Familienbegleiter arbeiten ehrenamtlich
Die Arbeit der Familienbegleiter ist ehrenamtlich, "es gibt aber nach Beschluss der Mitgliederversammlung eine Ehrenamtspauschale als kleine Anerkennung", so Stähler. Hinzu kommt eine Aufwandsentschädigung für Fahrtkosten oder sonstige Ausgaben. Beispielsweise werde bezahlt, wenn man mit den Geschwisterkindern ins Kino oder in die Trampolinhalle geht. Der Lohn für die Arbeit sei aber die Dankbarkeit. "Es gibt trotz des kranken Kindes in der Regel viele Momente von Normalität und Lebensfreude", sagt Pfeuffer.
"Unsere Familienhelfer kommen aus allen Berufen und sind verschiedenen Alters." In der Mehrzahl seien es aber Frauen. Unter den 52 Helferinnen und Helfern seien derzeit nur vier Männer. Alle werden geschult. Sie brauchen eine Ausbildung unter anderem in Erster Hilfe, zu den Themen Sterben, Trauer und Tod sowie zu rechtlichen Fragen.
Freistaat Bayern fördert Maßnahmen mit 350.000 Euro
Daher wird am Standort Marktheidenfeld ein Mehrzweckraum dringend gebraucht, in dem Gruppentreffen, Vorträge und Schulungen stattfinden können. Bislang gibt es dafür zwei Räume im ersten Stock der Geschäftsstelle, die aber zu klein und auch nicht barrierefrei sind. Oft müsse ein Kind mit Rollstuhl hochgetragen werden, so Stähler.
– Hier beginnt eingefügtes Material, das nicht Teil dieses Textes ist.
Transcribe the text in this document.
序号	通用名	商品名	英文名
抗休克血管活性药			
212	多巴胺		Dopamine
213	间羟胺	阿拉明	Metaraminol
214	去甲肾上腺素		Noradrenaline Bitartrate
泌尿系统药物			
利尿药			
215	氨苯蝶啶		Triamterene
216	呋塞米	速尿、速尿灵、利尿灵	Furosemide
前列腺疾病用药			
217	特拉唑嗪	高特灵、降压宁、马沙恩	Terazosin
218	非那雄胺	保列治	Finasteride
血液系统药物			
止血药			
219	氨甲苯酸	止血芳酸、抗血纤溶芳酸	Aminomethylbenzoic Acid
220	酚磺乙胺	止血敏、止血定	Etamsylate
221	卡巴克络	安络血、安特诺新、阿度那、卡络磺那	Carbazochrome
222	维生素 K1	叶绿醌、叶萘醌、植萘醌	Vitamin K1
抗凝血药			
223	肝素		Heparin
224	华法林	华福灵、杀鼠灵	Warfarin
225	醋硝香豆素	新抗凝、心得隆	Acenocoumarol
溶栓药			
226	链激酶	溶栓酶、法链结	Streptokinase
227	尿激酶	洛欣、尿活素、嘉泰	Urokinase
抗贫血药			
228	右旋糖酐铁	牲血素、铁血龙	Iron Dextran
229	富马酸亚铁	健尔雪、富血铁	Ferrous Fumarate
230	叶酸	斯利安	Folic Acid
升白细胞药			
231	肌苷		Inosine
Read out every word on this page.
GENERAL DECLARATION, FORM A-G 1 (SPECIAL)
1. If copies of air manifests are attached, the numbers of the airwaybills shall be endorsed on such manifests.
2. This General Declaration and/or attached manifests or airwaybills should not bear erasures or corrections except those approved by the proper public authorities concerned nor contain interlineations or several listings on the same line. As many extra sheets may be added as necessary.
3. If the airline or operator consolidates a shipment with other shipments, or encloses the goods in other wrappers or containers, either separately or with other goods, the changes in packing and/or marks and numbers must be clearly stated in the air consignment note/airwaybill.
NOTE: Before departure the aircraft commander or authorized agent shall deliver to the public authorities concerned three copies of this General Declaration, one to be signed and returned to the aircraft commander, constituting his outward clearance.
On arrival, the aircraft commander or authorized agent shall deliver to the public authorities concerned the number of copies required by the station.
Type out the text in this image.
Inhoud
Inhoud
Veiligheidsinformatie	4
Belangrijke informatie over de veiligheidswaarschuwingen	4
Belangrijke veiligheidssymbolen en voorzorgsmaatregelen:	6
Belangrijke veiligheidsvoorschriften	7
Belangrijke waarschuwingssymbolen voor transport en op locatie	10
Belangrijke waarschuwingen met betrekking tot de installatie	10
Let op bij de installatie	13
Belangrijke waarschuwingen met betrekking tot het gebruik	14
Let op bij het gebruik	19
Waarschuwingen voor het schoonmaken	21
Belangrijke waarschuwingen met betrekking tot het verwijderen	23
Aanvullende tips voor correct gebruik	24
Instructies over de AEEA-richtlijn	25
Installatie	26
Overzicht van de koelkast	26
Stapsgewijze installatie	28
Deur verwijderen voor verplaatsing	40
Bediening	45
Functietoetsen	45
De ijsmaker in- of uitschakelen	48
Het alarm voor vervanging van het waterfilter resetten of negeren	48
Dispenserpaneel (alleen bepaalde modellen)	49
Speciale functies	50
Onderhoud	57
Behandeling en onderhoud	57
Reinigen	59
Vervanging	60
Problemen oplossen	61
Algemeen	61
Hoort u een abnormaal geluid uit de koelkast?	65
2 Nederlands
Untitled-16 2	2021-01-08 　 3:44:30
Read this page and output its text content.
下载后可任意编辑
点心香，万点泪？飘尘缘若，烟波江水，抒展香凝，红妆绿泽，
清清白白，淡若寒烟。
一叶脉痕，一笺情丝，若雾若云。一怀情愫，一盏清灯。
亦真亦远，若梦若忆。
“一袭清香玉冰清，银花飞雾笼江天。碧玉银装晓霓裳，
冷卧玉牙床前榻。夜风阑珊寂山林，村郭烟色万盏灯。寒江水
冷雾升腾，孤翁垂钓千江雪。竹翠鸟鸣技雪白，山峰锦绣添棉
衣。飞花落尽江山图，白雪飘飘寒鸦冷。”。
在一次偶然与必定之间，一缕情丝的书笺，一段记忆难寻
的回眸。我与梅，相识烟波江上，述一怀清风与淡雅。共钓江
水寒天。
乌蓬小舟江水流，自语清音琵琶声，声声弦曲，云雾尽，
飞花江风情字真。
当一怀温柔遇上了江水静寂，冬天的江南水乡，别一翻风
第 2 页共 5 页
Daher soll neben dem Umbau des bestehenden Gebäudes zusätzlich eine Begegnungsstätte mit 239 Quadratmetern Grundfläche angebaut werden.
350.000 Euro sind bereits dafür als Förderung vom Freistaat Bayern bewilligt. Der Rest soll über Spenden finanziert werden. Der Stadtrat Marktheidenfeld hat auch schon seine Einwilligung gegeben und will einen Bebauungsplan aufstellen, der nötig ist, da das Vorhaben im Außenbereich liegt. Mit dem Anbau sieht Stähler den Verein gerüstet, seiner Aufgabe bestmöglich nachzukommen.